The event updates another system of record.
The event sends a user notification that must survive process restarts.
The project needs retry, dead-letter, or delivery-age monitoring.

When the Outbox pattern is adopted for a project, Infrastructure owns the outbox table, serialization, leasing, retries, dead-letter handling, and dispatcher hosted service or worker. Application.Reactions keeps narrow interfaces and does not reference external libraries.

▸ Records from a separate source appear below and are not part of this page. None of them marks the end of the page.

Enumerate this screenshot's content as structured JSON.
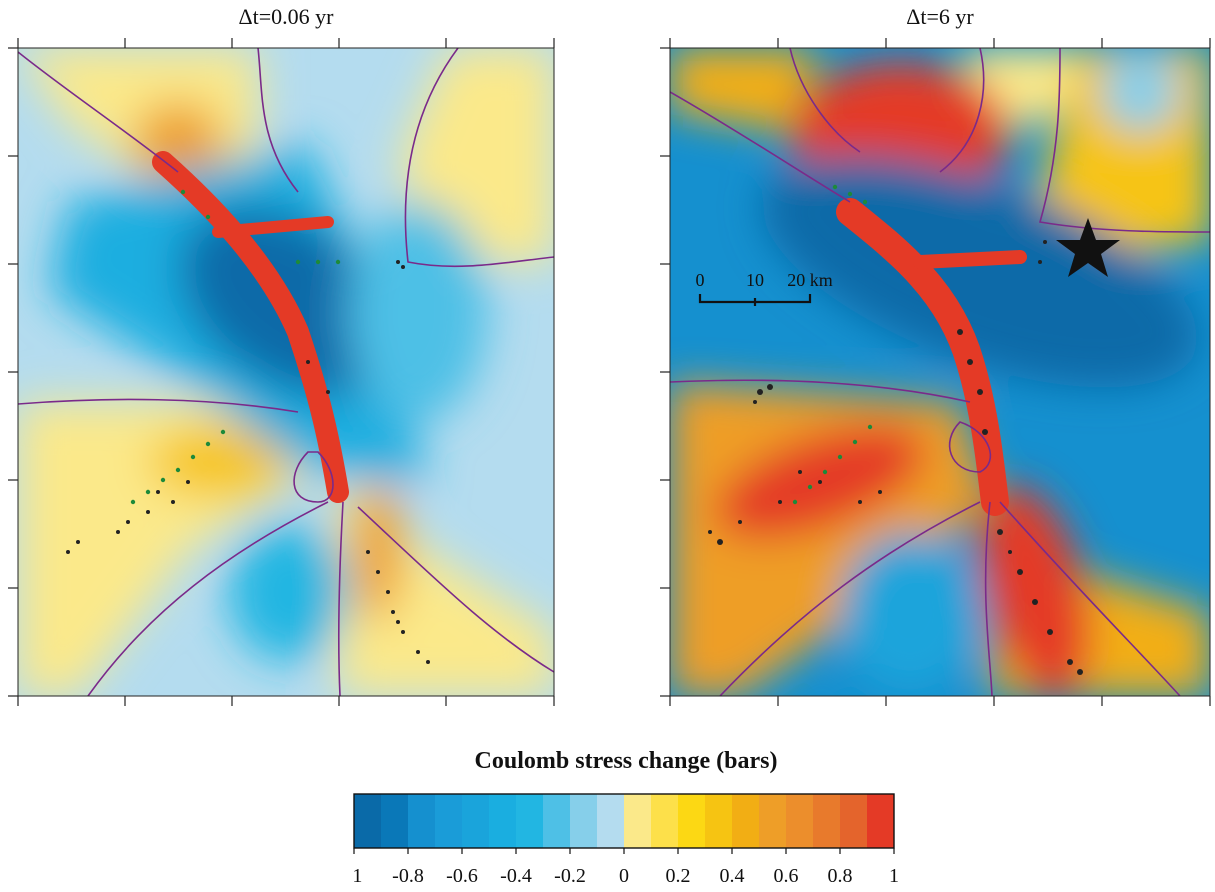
{
  "figure": {
    "panels": [
      {
        "title": "Δt=0.06 yr"
      },
      {
        "title": "Δt=6 yr"
      }
    ],
    "scale_bar": {
      "labels": [
        "0",
        "10",
        "20 km"
      ]
    },
    "marker": "black-star"
  },
  "chart_data": {
    "type": "heatmap",
    "title": "Coulomb stress change (bars)",
    "colorbar": {
      "label": "Coulomb stress change (bars)",
      "range": [
        -1,
        1
      ],
      "ticks": [
        "-1",
        "-0.8",
        "-0.6",
        "-0.4",
        "-0.2",
        "0",
        "0.2",
        "0.4",
        "0.6",
        "0.8",
        "1"
      ],
      "bins": [
        -1,
        -0.9,
        -0.8,
        -0.7,
        -0.6,
        -0.5,
        -0.4,
        -0.3,
        -0.2,
        -0.1,
        0,
        0.1,
        0.2,
        0.3,
        0.4,
        0.5,
        0.6,
        0.7,
        0.8,
        0.9,
        1
      ],
      "colors": [
        "#0a6aa8",
        "#0a78b8",
        "#1590cf",
        "#1a9cd8",
        "#1aa4db",
        "#1aaee0",
        "#22b6e2",
        "#4ec0e6",
        "#86cfea",
        "#b4dcef",
        "#fbe98a",
        "#fde04a",
        "#fcd814",
        "#f6c412",
        "#f2ae14",
        "#ee9e28",
        "#ec8e2c",
        "#e87a2c",
        "#e4642c",
        "#e43a26"
      ]
    },
    "panels": [
      {
        "title": "Δt=0.06 yr"
      },
      {
        "title": "Δt=6 yr"
      }
    ],
    "grid": false
  }
}
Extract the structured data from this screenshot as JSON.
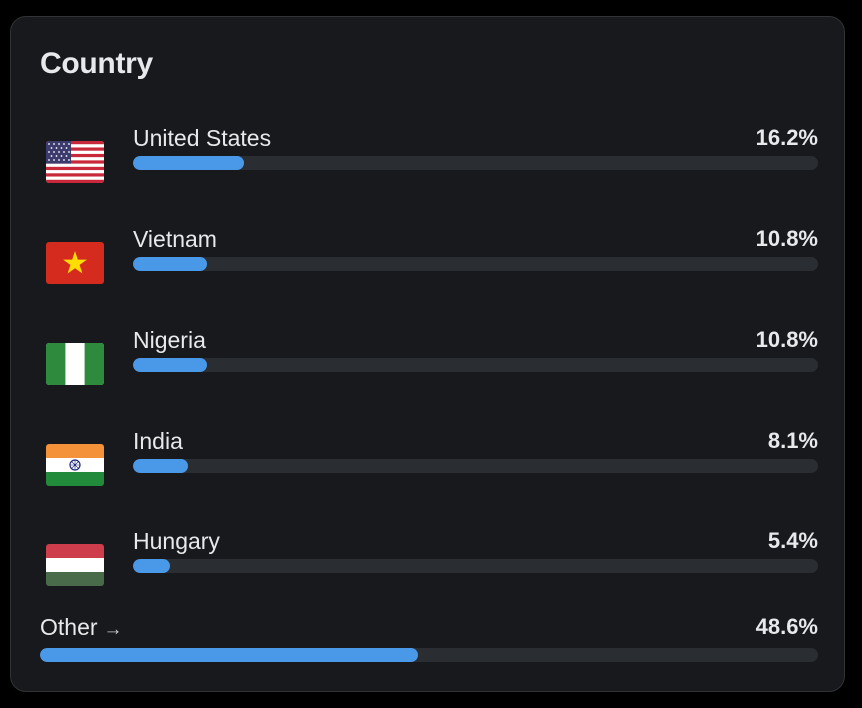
{
  "card": {
    "title": "Country"
  },
  "countries": [
    {
      "label": "United States",
      "pct_label": "16.2%",
      "value": 16.2,
      "flag_icon": "flag-us-icon"
    },
    {
      "label": "Vietnam",
      "pct_label": "10.8%",
      "value": 10.8,
      "flag_icon": "flag-vn-icon"
    },
    {
      "label": "Nigeria",
      "pct_label": "10.8%",
      "value": 10.8,
      "flag_icon": "flag-ng-icon"
    },
    {
      "label": "India",
      "pct_label": "8.1%",
      "value": 8.1,
      "flag_icon": "flag-in-icon"
    },
    {
      "label": "Hungary",
      "pct_label": "5.4%",
      "value": 5.4,
      "flag_icon": "flag-hu-icon"
    }
  ],
  "other": {
    "label": "Other",
    "arrow_icon": "arrow-right-icon",
    "pct_label": "48.6%",
    "value": 48.6
  },
  "colors": {
    "bar_fill": "#4a99e9",
    "bar_track": "#2a2d31",
    "card_bg": "#18191d"
  }
}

Consumers must be idempotent because a dispatcher can deliver the same message more than once after a crash between external delivery and marking the row processed.

Consequences

Positive

The default approach is simple and works for the majority of use cases.
Escalation to the Outbox pattern is a documented, approved path with a known implementation strategy.
The narrow interface pattern in Application.Reactions means the event handler code does not change when the delivery mechanism changes from in-process to outbox-backed.

Negative

Teams must recognize when the simple approach is no longer sufficient and escalate proactively. Missing this escalation point means events are lost in production before the pattern is adopted.
Once the Outbox pattern is introduced, it adds meaningful operational complexity (outbox table maintenance, dispatcher service, monitoring).
Every consumer must handle duplicate delivery safely.

Risks

A project may delay escalation until after an event is lost. The reliability convention defines the required triggers and migration path. Teams adopting this escalation document their event delivery requirements explicitly in a project ADR.